When asked if Vermont’s success is a result of its low population and density, Fauci said, “No.”
“These public health principles don’t really change. Regardless of your size, they remain true,” he said. “Whether you are in Vermont or New York City downtown, [health protocols] work. They work in states with small numbers like Vermont, and in states with large numbers like New York and Texas and California… It’s not a question of density or not, it’s a question of what you did or did not do correctly, and from what I’ve seen Vermont has done it correctly.”

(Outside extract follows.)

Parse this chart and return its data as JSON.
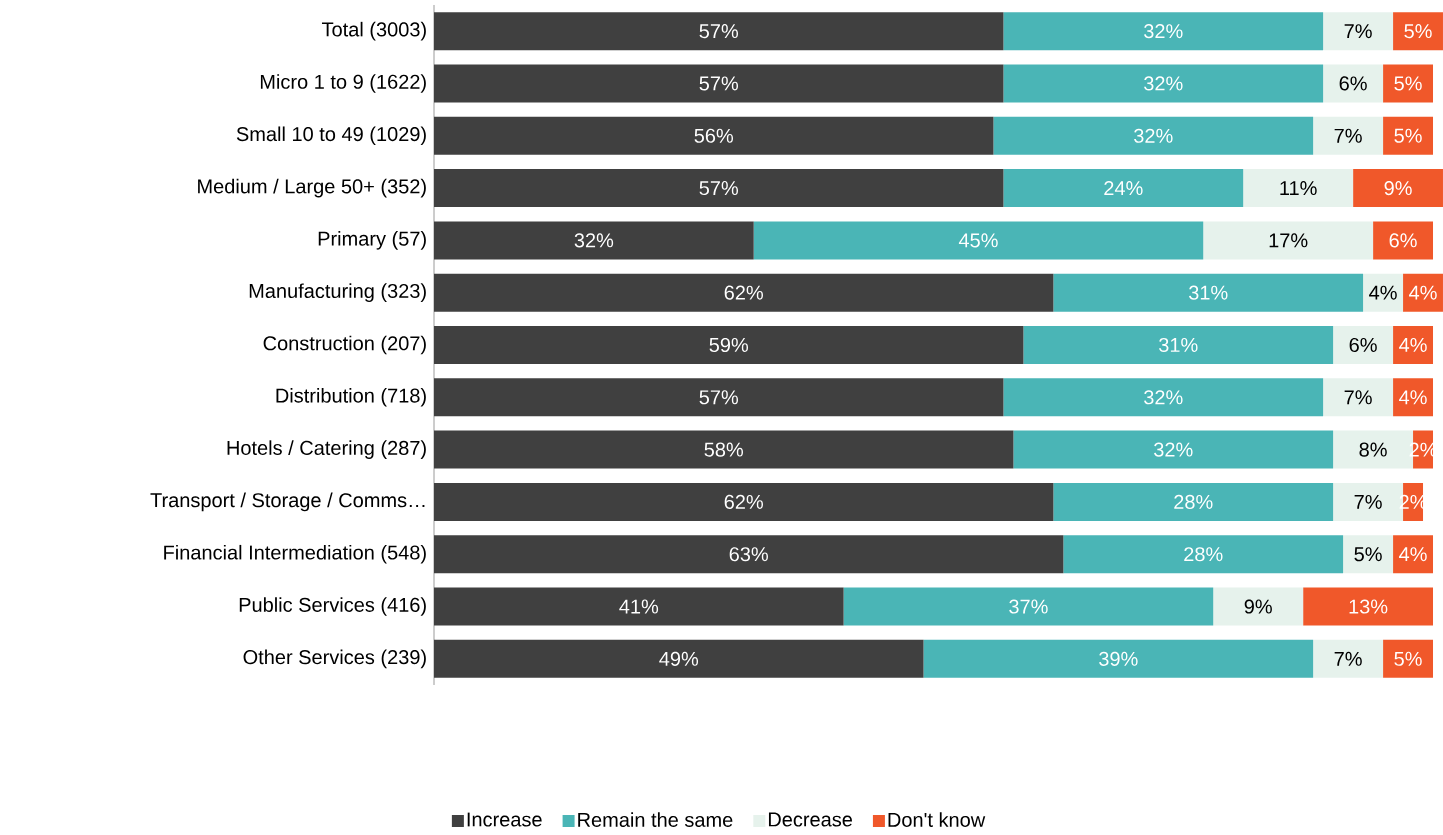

“At the same time that I’m giving kudos to Vermont for doing so well,” Fauci continued, “this virus is a formidable foe. If you give it an opportunity to reemerge its ugly head, whether you’re in the beautiful rural area of Vermont or in the middle of Manhattan or the Bronx, that virus is going to take advantage of that. So please, you’ve done so well, please don’t let your guard down!”
Vermont Health Commissioner Mark Levine, himself an infectious disease expert, asked the final question to Fauci: Should Vermonters trust a vaccine that is ultimately approved by the federal government?
Fauci said “Yes” and explained the multiple independent and scientific approvals necessary before a Covid-19 vaccine would be made available. He said he was confident it will be safe and effective, adding, “I, for one, would not hesitate to take it.”
Fauci concluded his remarks by saying he’d love to take Gov. Scott up on his offer for a maple creemee, admitting that he’s “an avid ice cream fan.”